An IBM Streams service instance within Cloud Pak for Data has Anaconda installed with Python 3.6 as the runtime environment and has PYTHONHOME Streams application environment variable pre-configured.

Any streaming applications using Python must use Python 3.6 when submitted to the service instance.

Streaming applications can be submitted through Jupyter notebooks running in Cloud Pak for Data projects. The streamsx package is preinstalled and applications are submitted to the DISTRIBUTED context.

Streaming applications can be submitted externally to the OpenShift cluster containing Cloud Pak for Data. The streamsx package must be installed locally and applications are submitted to the DISTRIBUTED context. The specific environment variables depend on if the Streams instance is in a integrated or standalone configuration. See DISTRIBUTED for details.

IBM Streams 4.2, 4.3

For a distributed cluster running Streams Python 3.7, 3.6 or 3.5 may be used.

Anaconda or Miniconda distributions may be used as the Python runtime, these have the advantage of being pre-built and including a number of standard packages. Ananconda installs may be downloaded at: https://www.continuum.io/downloads .

If building Python from source then it must be built to support embedding of the runtime with shared libraries (--enable-shared option to configure).

Distributed

For distributed the Streams application environment variable PYTHONHOME must be set to the Python install path.

This is set using streamtool as:

streamtool setproperty --application-ev PYTHONHOME=path_to_python_install

The application environment variable may also be set using the Streams console. The Instance Management view has an Application Environment Variables section. Expanding the details for that section allows modification of the set of environment variables available to Streams applications.
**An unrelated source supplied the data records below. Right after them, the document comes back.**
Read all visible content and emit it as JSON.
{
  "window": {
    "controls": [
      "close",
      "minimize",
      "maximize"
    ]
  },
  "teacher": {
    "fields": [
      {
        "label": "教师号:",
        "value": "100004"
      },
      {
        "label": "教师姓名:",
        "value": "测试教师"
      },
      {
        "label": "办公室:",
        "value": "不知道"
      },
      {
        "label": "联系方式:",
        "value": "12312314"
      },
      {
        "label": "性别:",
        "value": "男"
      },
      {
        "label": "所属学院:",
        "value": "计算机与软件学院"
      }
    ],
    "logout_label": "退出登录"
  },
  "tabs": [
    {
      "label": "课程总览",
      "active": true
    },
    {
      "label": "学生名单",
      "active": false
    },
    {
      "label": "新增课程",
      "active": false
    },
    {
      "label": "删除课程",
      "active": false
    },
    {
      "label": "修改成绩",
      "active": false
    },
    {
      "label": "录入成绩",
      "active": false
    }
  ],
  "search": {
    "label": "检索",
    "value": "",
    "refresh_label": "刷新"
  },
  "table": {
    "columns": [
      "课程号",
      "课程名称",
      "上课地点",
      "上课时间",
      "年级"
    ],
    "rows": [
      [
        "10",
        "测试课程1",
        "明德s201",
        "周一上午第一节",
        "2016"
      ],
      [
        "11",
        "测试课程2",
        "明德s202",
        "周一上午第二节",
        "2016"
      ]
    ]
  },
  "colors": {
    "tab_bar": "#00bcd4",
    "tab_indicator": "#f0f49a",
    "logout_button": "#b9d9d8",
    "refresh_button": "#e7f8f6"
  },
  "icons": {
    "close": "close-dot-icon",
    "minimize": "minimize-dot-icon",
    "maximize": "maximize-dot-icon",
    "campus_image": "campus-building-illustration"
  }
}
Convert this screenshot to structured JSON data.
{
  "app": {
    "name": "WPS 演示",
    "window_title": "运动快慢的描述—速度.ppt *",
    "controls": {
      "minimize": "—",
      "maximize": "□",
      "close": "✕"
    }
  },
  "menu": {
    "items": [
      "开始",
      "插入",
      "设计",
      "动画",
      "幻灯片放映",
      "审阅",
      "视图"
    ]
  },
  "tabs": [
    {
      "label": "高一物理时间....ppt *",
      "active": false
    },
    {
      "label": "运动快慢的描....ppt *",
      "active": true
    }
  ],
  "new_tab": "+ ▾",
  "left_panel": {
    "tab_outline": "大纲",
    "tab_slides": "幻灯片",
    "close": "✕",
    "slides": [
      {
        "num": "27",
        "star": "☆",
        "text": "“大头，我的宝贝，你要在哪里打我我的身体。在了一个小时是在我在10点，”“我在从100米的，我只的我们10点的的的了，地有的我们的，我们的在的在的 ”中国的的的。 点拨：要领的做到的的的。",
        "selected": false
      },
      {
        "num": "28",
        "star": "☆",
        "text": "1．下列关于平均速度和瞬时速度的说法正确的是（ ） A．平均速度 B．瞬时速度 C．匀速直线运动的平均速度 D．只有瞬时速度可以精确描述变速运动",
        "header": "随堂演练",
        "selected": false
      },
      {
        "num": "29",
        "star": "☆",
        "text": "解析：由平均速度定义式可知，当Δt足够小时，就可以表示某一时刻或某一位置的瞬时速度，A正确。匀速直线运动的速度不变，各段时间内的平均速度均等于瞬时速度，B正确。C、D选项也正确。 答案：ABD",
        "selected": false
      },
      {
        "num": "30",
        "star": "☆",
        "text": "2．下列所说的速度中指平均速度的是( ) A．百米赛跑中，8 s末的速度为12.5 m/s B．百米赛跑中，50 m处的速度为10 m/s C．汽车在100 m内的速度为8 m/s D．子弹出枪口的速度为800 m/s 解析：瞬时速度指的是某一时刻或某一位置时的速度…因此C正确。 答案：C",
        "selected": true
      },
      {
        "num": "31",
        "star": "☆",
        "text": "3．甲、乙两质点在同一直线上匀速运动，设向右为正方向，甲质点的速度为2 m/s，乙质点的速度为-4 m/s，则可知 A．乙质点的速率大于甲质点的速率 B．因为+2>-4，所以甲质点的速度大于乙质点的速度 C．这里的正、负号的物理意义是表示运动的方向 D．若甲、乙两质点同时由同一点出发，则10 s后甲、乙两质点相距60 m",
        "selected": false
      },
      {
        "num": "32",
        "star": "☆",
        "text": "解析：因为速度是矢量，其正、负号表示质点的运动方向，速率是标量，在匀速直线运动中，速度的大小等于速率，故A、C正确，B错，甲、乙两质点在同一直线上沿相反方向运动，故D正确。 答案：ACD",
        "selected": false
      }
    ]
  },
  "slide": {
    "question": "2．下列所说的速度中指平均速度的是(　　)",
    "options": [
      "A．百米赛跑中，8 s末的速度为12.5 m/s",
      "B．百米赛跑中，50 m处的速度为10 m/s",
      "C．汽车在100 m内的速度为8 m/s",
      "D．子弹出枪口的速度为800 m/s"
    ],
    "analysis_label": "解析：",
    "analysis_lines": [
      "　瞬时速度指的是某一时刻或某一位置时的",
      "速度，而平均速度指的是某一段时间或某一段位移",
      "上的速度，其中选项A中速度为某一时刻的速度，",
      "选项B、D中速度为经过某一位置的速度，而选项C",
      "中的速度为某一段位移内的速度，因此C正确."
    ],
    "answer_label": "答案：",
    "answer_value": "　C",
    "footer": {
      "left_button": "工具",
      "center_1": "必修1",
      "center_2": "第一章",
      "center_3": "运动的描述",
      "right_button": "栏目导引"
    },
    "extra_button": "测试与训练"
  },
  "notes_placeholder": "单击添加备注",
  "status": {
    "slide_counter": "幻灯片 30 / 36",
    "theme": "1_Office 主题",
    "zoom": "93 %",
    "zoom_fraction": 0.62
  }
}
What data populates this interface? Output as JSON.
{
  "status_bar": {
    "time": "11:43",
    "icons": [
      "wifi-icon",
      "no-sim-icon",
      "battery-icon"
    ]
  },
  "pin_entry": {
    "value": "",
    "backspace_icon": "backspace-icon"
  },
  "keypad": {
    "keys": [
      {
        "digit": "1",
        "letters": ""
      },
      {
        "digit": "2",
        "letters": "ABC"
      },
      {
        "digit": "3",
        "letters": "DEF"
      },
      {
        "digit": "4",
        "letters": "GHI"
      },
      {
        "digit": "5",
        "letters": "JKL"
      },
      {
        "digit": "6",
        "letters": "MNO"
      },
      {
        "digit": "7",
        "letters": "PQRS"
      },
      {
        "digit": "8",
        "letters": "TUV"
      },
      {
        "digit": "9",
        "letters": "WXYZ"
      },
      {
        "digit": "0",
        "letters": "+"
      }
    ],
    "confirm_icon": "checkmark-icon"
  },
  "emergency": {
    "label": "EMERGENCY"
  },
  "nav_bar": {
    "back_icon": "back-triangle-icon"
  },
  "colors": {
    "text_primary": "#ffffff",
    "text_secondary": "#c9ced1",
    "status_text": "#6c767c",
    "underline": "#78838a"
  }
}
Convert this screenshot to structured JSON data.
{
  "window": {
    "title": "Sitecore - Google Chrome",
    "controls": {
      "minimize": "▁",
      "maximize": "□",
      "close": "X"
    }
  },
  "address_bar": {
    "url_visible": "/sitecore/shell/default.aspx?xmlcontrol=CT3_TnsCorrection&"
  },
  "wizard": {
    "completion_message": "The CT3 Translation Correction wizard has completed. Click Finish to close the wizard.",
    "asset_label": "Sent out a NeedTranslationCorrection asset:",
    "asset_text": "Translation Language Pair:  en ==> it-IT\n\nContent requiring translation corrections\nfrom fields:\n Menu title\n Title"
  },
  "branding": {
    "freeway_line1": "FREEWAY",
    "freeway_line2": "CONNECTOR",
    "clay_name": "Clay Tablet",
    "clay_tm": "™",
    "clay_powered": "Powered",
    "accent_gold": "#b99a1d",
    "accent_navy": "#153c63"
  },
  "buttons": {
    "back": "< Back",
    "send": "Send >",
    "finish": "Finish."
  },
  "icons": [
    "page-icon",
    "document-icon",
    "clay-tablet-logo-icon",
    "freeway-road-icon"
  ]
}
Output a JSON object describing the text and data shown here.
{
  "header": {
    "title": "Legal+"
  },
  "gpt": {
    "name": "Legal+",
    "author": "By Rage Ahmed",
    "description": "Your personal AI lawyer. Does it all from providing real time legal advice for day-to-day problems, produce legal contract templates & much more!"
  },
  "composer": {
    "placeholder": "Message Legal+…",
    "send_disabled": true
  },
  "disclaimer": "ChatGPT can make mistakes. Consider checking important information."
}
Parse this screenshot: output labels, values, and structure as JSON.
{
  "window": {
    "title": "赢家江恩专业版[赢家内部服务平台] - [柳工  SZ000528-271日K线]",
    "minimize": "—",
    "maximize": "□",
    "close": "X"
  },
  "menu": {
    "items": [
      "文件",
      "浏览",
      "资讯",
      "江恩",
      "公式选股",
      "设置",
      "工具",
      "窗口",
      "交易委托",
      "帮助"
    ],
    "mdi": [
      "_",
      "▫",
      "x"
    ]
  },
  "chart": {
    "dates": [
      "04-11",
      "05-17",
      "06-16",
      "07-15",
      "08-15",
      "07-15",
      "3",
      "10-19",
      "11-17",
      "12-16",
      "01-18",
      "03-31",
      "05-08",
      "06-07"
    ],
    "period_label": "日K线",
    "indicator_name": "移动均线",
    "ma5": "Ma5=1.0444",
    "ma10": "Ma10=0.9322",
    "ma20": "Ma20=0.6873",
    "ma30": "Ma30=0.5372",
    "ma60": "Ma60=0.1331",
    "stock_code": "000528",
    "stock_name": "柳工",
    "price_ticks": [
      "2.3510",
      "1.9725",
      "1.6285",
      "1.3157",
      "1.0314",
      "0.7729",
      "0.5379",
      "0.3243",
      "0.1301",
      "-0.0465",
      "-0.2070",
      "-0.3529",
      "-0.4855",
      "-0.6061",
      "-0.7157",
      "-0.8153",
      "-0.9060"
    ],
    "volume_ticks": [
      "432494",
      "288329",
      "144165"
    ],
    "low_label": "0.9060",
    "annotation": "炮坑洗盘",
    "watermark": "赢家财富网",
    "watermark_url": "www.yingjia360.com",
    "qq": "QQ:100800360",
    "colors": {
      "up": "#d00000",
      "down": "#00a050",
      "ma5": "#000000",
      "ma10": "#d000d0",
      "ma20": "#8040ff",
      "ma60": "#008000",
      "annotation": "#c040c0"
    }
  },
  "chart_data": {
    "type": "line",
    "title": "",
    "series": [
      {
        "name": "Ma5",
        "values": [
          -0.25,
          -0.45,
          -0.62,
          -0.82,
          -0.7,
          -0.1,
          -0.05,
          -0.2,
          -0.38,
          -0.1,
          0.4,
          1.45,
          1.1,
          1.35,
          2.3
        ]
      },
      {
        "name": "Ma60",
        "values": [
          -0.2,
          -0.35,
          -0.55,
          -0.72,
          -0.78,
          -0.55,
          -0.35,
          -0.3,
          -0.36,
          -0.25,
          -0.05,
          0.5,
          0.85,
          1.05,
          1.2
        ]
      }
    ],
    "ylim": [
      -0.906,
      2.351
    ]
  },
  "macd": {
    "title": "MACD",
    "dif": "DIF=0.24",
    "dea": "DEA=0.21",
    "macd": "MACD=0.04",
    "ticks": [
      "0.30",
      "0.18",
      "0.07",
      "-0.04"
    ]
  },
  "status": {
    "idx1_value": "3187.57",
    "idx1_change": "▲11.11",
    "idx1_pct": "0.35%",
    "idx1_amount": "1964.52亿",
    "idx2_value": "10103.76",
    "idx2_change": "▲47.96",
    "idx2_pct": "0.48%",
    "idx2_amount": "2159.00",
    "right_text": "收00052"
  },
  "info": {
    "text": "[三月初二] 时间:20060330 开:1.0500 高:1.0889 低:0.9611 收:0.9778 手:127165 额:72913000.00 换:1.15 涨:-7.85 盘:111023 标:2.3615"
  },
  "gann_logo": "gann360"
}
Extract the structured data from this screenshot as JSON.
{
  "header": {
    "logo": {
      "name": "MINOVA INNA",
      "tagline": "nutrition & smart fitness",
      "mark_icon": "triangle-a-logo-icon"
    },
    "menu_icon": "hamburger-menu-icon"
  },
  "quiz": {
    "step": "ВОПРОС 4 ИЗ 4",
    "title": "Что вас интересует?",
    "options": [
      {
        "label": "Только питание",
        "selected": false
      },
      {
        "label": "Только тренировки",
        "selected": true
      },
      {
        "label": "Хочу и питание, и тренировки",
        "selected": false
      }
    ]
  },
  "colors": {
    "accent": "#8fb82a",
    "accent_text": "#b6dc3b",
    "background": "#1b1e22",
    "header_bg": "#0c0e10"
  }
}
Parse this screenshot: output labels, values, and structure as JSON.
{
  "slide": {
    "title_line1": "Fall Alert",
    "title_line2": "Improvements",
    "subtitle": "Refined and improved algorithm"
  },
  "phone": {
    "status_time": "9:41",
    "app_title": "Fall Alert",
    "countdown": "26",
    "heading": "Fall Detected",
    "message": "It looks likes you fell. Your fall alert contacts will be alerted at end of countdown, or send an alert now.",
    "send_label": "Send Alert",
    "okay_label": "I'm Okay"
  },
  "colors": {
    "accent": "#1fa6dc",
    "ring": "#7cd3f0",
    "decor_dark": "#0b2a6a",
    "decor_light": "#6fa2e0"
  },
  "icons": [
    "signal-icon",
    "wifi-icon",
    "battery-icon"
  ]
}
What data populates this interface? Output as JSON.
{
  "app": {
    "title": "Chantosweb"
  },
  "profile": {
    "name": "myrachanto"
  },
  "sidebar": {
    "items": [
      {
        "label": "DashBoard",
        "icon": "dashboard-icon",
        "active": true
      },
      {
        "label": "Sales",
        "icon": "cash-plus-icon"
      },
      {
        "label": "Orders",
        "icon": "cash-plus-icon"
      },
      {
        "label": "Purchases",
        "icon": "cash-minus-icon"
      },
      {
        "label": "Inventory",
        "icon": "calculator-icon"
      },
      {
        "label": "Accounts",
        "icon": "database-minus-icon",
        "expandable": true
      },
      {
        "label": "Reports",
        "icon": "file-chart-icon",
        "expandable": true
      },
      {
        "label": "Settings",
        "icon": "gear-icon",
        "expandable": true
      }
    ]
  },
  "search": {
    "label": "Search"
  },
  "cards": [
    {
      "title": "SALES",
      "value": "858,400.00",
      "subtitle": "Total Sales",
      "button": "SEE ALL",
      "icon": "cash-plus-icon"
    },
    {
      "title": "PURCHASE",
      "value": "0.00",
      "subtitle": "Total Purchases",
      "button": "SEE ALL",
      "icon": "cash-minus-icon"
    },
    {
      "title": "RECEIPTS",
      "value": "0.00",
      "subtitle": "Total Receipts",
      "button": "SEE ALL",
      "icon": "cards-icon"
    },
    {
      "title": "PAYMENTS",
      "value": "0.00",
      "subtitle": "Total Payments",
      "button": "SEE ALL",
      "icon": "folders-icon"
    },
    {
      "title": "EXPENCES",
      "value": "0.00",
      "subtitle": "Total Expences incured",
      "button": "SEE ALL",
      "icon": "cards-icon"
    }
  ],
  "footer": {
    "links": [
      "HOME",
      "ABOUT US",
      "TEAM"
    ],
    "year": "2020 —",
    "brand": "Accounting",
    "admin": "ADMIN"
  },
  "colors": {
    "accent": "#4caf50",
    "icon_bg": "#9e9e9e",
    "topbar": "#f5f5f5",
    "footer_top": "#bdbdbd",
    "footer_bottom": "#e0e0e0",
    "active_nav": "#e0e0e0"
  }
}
The Python install path must be accessible on every application resource that will execute Python code within a Streams application.

Note

The Python version used to declare and submit the application must compatible with the setting of PYTHONHOME in the instance. For example, if PYTHONHOME Streams application instance variable points to a Python 3.6 install, then Python 3.5 or 3.6 can be used to declare and submit the application.

Standalone

The environment PYTHONHOME must be set to the Python install path.

Bundle Python version compatibility

As of 1.13 Streams application bundles (sab files) invoking Python are binary compatible with a range of Python releases when using Python 3.

The minimum verson supported is the version of Python used during bundle creation.

The maximum version supported is the highest version of Python with a proposed release schedule.

For example if a sab is built with Python 3.6 then it can be submitted to a Streams instance using 3.6 or higher, up to & including 3.9 which is the highest Python release with a proposed release schedule as of 1.13.

Note

Compatability across Python releases is dependent on Python’s Stable Application Binary Inteface.